Improving Assignments for Therapeutic and Prophylactic Treatment Within TB Households. A Potential for Immuno-Diagnosis?

Abstract

Delays in diagnosis and treatment of pulmonary tuberculosis (TB) can lead to more severe disease and increased transmission. Contact investigation among household contacts (HHCs) of TB patients is crucial to ensure optimal outcomes. In the context of a prospective cohort study in Palamaner, Southern India, this study attempted to assess the potential of 27 different soluble immune markers to accurately assign HHCs for appropriate treatment. A multiplex bead assay was applied on QuantiFERON (QFT)-nil supernatants collected from 89 HHCs grouped by longitudinal QFT status; M. tuberculosis (Mtb) infected (QFT positive at baseline and follow-up, n = 30), recent QFT converters (QFT-negative at baseline, n = 27) and converted to QFT-positivity within 6 months of exposure (at follow-up, n = 24) and QFT consistent negatives (n = 32). The 29 TB index cases represented Active TB. Active TB cases and HHCs with Mtb infection produced significantly different levels of both pro-inflammatory (IFNγ, IL17, IL8, IP10, MIP-1α, MIP1β, and VEGF) and anti-inflammatory (IL9 and IL1RA) cytokines. We identified a 4-protein signature (bFGF, IFNγ, IL9, and IP10) that correctly classified HHCs with Mtb infection vs. Active TB with a specificity of 92.6%, suggesting that this 4-protein signature has the potential to assign HHCs for either full-length TB treatment or preventive TB treatment. We further identified a 4-protein signature (bFGF, GCSF, IFNγ, and IL1RA) that differentiated HHCs with Mtb infection from QFT consistent negatives with a specificity of 62.5%, but not satisfactory to safely assign HHCs to no preventive TB treatment. QFT conversion, reflecting new Mtb infection, induced an elevated median concentration in nearly two-thirds (19/27) of the analyzed soluble markers compared to the levels measured at baseline. Validation in other studies is warranted in order to establish the potential of the immune biosignatures for optimized TB case detection and assignment to therapeutic and preventive treatment of Mtb infected individuals.
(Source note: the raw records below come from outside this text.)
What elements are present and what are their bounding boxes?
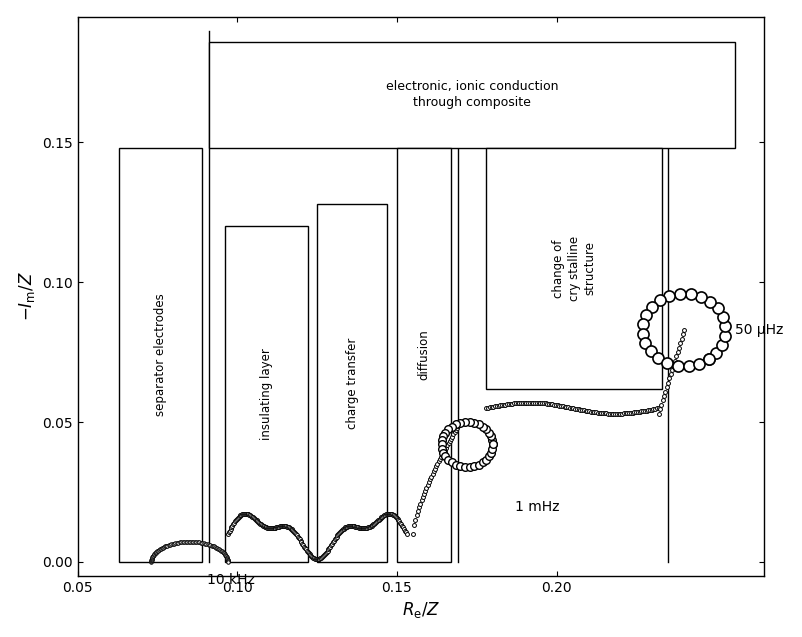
Text: insulating layer: insulating layer (259, 348, 273, 440)
Text: charge transfer: charge transfer (346, 337, 358, 429)
Text: change of
cry stalline
structure: change of cry stalline structure (551, 236, 596, 301)
Text: 10 kHz: 10 kHz (207, 573, 255, 587)
Y-axis label: $-I_{\mathrm{m}}/Z$: $-I_{\mathrm{m}}/Z$ (17, 271, 37, 321)
Bar (225, 226, 307, 562)
Bar (317, 204, 387, 562)
Text: 1 mHz: 1 mHz (514, 501, 559, 515)
X-axis label: $R_{\mathrm{e}}/Z$: $R_{\mathrm{e}}/Z$ (401, 600, 439, 620)
Bar (396, 148, 451, 562)
Bar (119, 148, 202, 562)
Text: diffusion: diffusion (417, 329, 430, 380)
Bar (209, 42, 735, 148)
Text: 50 μHz: 50 μHz (735, 323, 783, 337)
Text: separator electrodes: separator electrodes (154, 294, 167, 417)
Bar (486, 148, 661, 389)
Text: electronic, ionic conduction
through composite: electronic, ionic conduction through com… (385, 80, 557, 110)
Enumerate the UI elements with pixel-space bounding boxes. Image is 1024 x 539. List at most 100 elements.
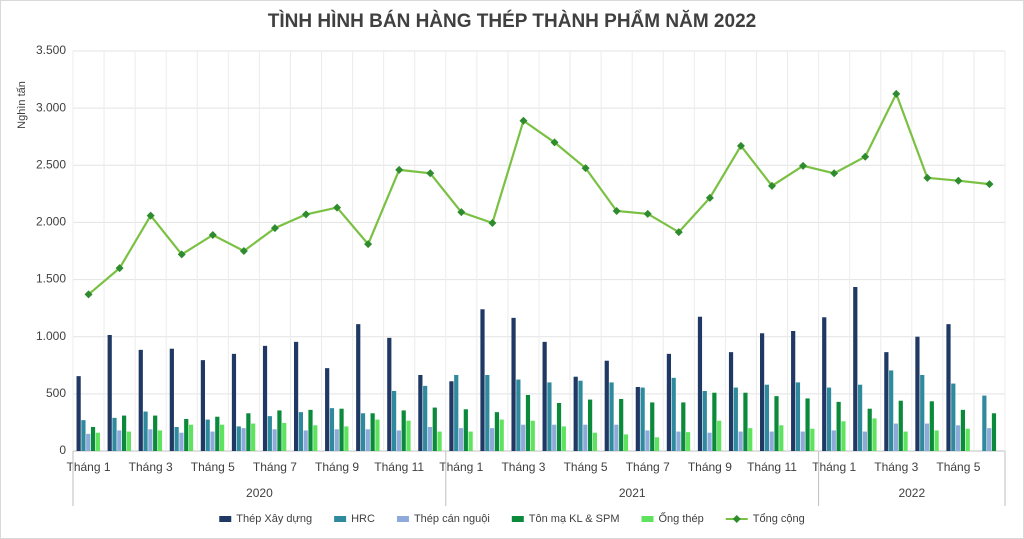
bar xyxy=(898,400,903,451)
line-marker xyxy=(302,210,310,219)
bar xyxy=(800,431,805,451)
bar xyxy=(676,431,681,451)
bar xyxy=(236,426,241,451)
x-tick-label: Tháng 3 xyxy=(874,460,918,474)
bar xyxy=(929,401,934,451)
bar xyxy=(635,387,640,451)
bar xyxy=(934,430,939,451)
line-marker xyxy=(954,176,963,185)
bar xyxy=(179,432,184,451)
bar xyxy=(774,396,779,451)
bar xyxy=(516,379,521,451)
bar xyxy=(418,375,423,451)
y-tick-label: 1.000 xyxy=(36,329,66,343)
bar xyxy=(458,428,464,451)
line-marker xyxy=(333,203,342,212)
bar xyxy=(556,403,562,451)
bar xyxy=(707,432,712,451)
chart-title: TÌNH HÌNH BÁN HÀNG THÉP THÀNH PHẨM NĂM 2… xyxy=(268,10,756,32)
bar xyxy=(666,353,671,451)
line-marker xyxy=(84,290,93,299)
bar xyxy=(521,424,526,451)
y-tick-label: 2.500 xyxy=(36,157,66,171)
bar xyxy=(188,424,194,451)
y-tick-label: 1.500 xyxy=(36,272,66,286)
bar xyxy=(853,287,858,451)
bar xyxy=(960,409,965,451)
bar xyxy=(795,382,801,451)
bar xyxy=(769,431,774,451)
bar xyxy=(702,391,707,451)
legend-label: Tôn mạ KL & SPM xyxy=(529,513,620,525)
bar xyxy=(889,370,894,451)
legend-swatch xyxy=(732,515,741,523)
bar xyxy=(946,324,951,451)
bar xyxy=(578,380,583,451)
bar xyxy=(313,425,318,451)
bar xyxy=(356,324,361,451)
line-marker xyxy=(395,165,404,174)
bar xyxy=(831,430,836,451)
bar xyxy=(686,432,691,451)
legend-swatch xyxy=(641,516,654,522)
bar xyxy=(157,430,163,451)
bar xyxy=(779,425,784,451)
x-tick-label: Tháng 1 xyxy=(439,460,483,474)
bar xyxy=(143,411,148,451)
line-marker xyxy=(892,89,901,98)
group-label: 2021 xyxy=(619,486,646,500)
bar xyxy=(583,424,588,451)
bar xyxy=(303,430,308,451)
bar xyxy=(365,429,370,451)
bar xyxy=(215,416,220,451)
bar xyxy=(965,428,970,451)
bar xyxy=(298,412,303,451)
bar xyxy=(490,428,495,451)
bar xyxy=(671,377,676,451)
bar xyxy=(903,431,908,451)
bar xyxy=(547,382,552,451)
bar xyxy=(836,401,841,451)
bar xyxy=(122,415,127,451)
bar xyxy=(294,341,299,451)
bar xyxy=(437,431,442,451)
bar xyxy=(499,419,504,451)
legend-label: Thép Xây dựng xyxy=(236,513,312,525)
bar xyxy=(728,352,734,451)
line-marker xyxy=(239,247,248,255)
x-tick-label: Tháng 5 xyxy=(936,460,980,474)
bar xyxy=(738,431,743,451)
y-axis-label: Nghìn tấn xyxy=(16,81,28,129)
line-marker xyxy=(146,211,155,220)
bar xyxy=(640,387,645,451)
bar xyxy=(733,387,738,451)
line-marker xyxy=(208,231,217,239)
x-tick-label: Tháng 3 xyxy=(501,460,545,474)
bar xyxy=(241,428,246,451)
y-tick-label: 3.000 xyxy=(36,100,66,114)
bar xyxy=(805,398,810,451)
line-marker xyxy=(612,207,621,215)
legend-swatch xyxy=(219,516,232,522)
legend-label: HRC xyxy=(351,513,375,525)
bar xyxy=(552,424,557,451)
y-tick-label: 3.500 xyxy=(36,43,66,57)
bar xyxy=(360,413,366,451)
bar xyxy=(826,387,832,451)
bar xyxy=(210,431,215,451)
bar xyxy=(220,424,225,451)
bar xyxy=(760,333,765,451)
bar xyxy=(277,410,282,451)
bar xyxy=(95,432,100,451)
bar xyxy=(401,410,406,451)
x-tick-label: Tháng 5 xyxy=(191,460,235,474)
bar xyxy=(872,418,877,451)
x-tick-label: Tháng 9 xyxy=(688,460,732,474)
bar xyxy=(982,395,987,451)
bar xyxy=(90,427,96,451)
bar xyxy=(951,383,956,451)
bar xyxy=(654,437,660,451)
bar xyxy=(494,412,499,451)
line-marker xyxy=(488,219,497,227)
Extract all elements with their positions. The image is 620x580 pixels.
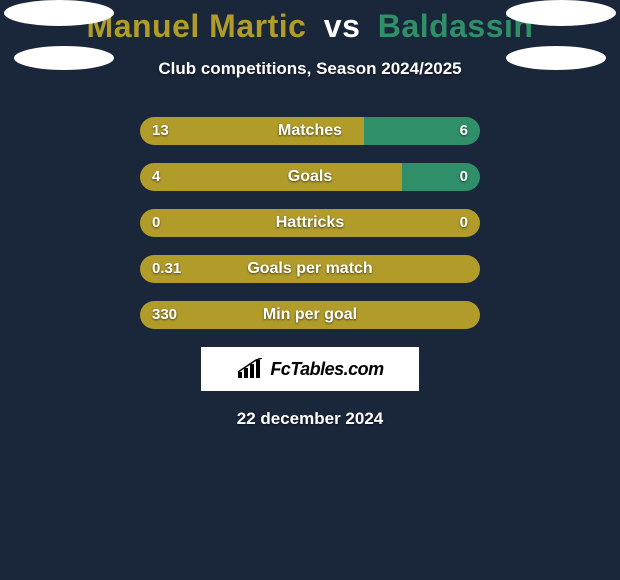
decoration-ellipse xyxy=(14,46,114,70)
bar-track xyxy=(140,209,480,237)
bar-seg-left xyxy=(140,301,480,329)
date-text: 22 december 2024 xyxy=(0,409,620,429)
stat-value-right: 0 xyxy=(460,163,468,191)
stat-row: 330Min per goal xyxy=(0,301,620,329)
stat-row: 136Matches xyxy=(0,117,620,145)
stat-row: 40Goals xyxy=(0,163,620,191)
stat-value-left: 4 xyxy=(152,163,160,191)
stat-value-left: 330 xyxy=(152,301,177,329)
bar-track xyxy=(140,163,480,191)
stat-value-left: 0 xyxy=(152,209,160,237)
stat-row: 0.31Goals per match xyxy=(0,255,620,283)
stat-value-left: 0.31 xyxy=(152,255,181,283)
stats-container: 136Matches40Goals00Hattricks0.31Goals pe… xyxy=(0,117,620,329)
bar-track xyxy=(140,117,480,145)
stat-row: 00Hattricks xyxy=(0,209,620,237)
stat-value-right: 0 xyxy=(460,209,468,237)
bar-seg-left xyxy=(140,255,480,283)
decoration-ellipse xyxy=(4,0,114,26)
bars-icon xyxy=(236,358,264,380)
vs-text: vs xyxy=(324,8,361,44)
logo-box: FcTables.com xyxy=(201,347,419,391)
decoration-ellipse xyxy=(506,0,616,26)
player1-name: Manuel Martic xyxy=(87,8,307,44)
decoration-ellipse xyxy=(506,46,606,70)
bar-track xyxy=(140,255,480,283)
bar-seg-left xyxy=(140,163,402,191)
bar-seg-left xyxy=(140,209,480,237)
bar-seg-left xyxy=(140,117,364,145)
stat-value-right: 6 xyxy=(460,117,468,145)
bar-track xyxy=(140,301,480,329)
bar-seg-right xyxy=(402,163,480,191)
stat-value-left: 13 xyxy=(152,117,169,145)
logo-text: FcTables.com xyxy=(270,359,383,380)
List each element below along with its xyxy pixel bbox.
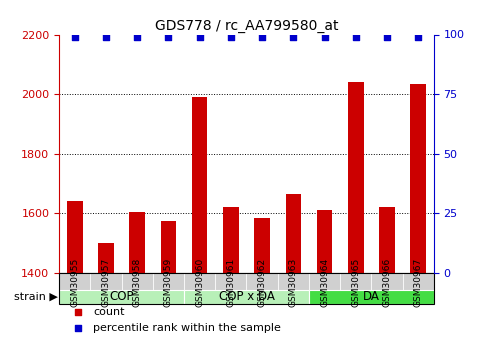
Bar bbox=[129, 212, 145, 273]
Text: count: count bbox=[93, 307, 124, 317]
Text: GSM30963: GSM30963 bbox=[289, 258, 298, 307]
Bar bbox=[254, 218, 270, 273]
Point bbox=[74, 326, 82, 331]
Text: strain ▶: strain ▶ bbox=[14, 292, 58, 302]
Point bbox=[227, 34, 235, 40]
Bar bbox=[278, 273, 309, 290]
Point bbox=[352, 34, 360, 40]
Point bbox=[165, 34, 173, 40]
Bar bbox=[59, 273, 90, 290]
Bar bbox=[285, 194, 301, 273]
Bar bbox=[161, 220, 176, 273]
Text: percentile rank within the sample: percentile rank within the sample bbox=[93, 324, 281, 334]
Text: GSM30965: GSM30965 bbox=[352, 258, 360, 307]
Point bbox=[383, 34, 391, 40]
Point bbox=[133, 34, 141, 40]
Point bbox=[258, 34, 266, 40]
Point bbox=[289, 34, 297, 40]
Bar bbox=[192, 97, 208, 273]
Text: GSM30959: GSM30959 bbox=[164, 258, 173, 307]
Point bbox=[320, 34, 328, 40]
Bar bbox=[215, 273, 246, 290]
Text: GSM30967: GSM30967 bbox=[414, 258, 423, 307]
Bar bbox=[153, 273, 184, 290]
Text: GSM30955: GSM30955 bbox=[70, 258, 79, 307]
Bar bbox=[371, 273, 403, 290]
Bar bbox=[246, 273, 278, 290]
Title: GDS778 / rc_AA799580_at: GDS778 / rc_AA799580_at bbox=[155, 19, 338, 33]
Text: GSM30962: GSM30962 bbox=[258, 258, 267, 307]
Bar bbox=[348, 82, 363, 273]
Bar bbox=[184, 290, 309, 304]
Point bbox=[196, 34, 204, 40]
Text: DA: DA bbox=[363, 290, 380, 303]
Bar bbox=[90, 273, 122, 290]
Point bbox=[74, 309, 82, 315]
Bar bbox=[403, 273, 434, 290]
Text: GSM30958: GSM30958 bbox=[133, 258, 141, 307]
Bar bbox=[379, 207, 395, 273]
Text: GSM30961: GSM30961 bbox=[226, 258, 235, 307]
Bar bbox=[340, 273, 371, 290]
Text: GSM30957: GSM30957 bbox=[102, 258, 110, 307]
Text: COP: COP bbox=[109, 290, 134, 303]
Text: GSM30966: GSM30966 bbox=[383, 258, 391, 307]
Bar bbox=[98, 243, 114, 273]
Bar bbox=[410, 83, 426, 273]
Point bbox=[414, 34, 422, 40]
Bar bbox=[309, 290, 434, 304]
Text: GSM30960: GSM30960 bbox=[195, 258, 204, 307]
Bar bbox=[184, 273, 215, 290]
Point bbox=[71, 34, 79, 40]
Bar bbox=[223, 207, 239, 273]
Bar bbox=[59, 290, 184, 304]
Bar bbox=[317, 210, 332, 273]
Bar bbox=[67, 201, 83, 273]
Text: COP x DA: COP x DA bbox=[218, 290, 275, 303]
Bar bbox=[309, 273, 340, 290]
Bar bbox=[122, 273, 153, 290]
Point bbox=[102, 34, 110, 40]
Text: GSM30964: GSM30964 bbox=[320, 258, 329, 307]
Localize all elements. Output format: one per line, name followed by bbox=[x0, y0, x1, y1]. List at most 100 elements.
Keywords: Mtb infection; active TB; cytokine and chemokines; preventive therapy; protein signature; soluble protein markers.

Figure 1

Study flow chart.

Figure 2

Kruskal–Wallis test with Dunn’s post correction was applied. Scatter-plot graph depicting median cytokine concentrations (pg ml⁻¹) from the QFT-GIT supernatants (nil tube) by the Multiplex bio-plex assay. Nil levels (pg ml⁻¹) of IFNγ, IL9, IP10, IL-17, VEGF, GCSF, IL1RA, IL8, MIP1α, and MIP1β in patients with active TB (ATB; n = 29), Mtb infected (n = 30), recent QFT converters (n = 27), and QFT consistent negatives (n = 32).

Figure 3

Wilcoxon matched paired test was applied. Symbols and lines graph depicting individual changes in cytokines/chemokines concentrations (pg ml⁻¹) from recent QFT converters in baseline samples (n = 27) to recent QFT converters in the follow-up sample (n = 24).

Figure 4

ROC curves for protein signature that distinguishes (A) Active TB (ATB; n = 29) from Mtb infected (n = 30), (B) ATB (n = 29) from recent QFT converters (n = 27), (C) ATB (n = 29) from QFT consistent negatives (n = 32), and (D) Mtb infected (n = 30) from QFT consistent negatives (n = 32).

Figure 5

ROC curves for signature that distinguishes (A) Active TB (n = 29) from Household contacts with Mtb infection (n = 30), (B) Household contacts with Mtb infection (n = 30) from QFT consistent negatives (n = 32).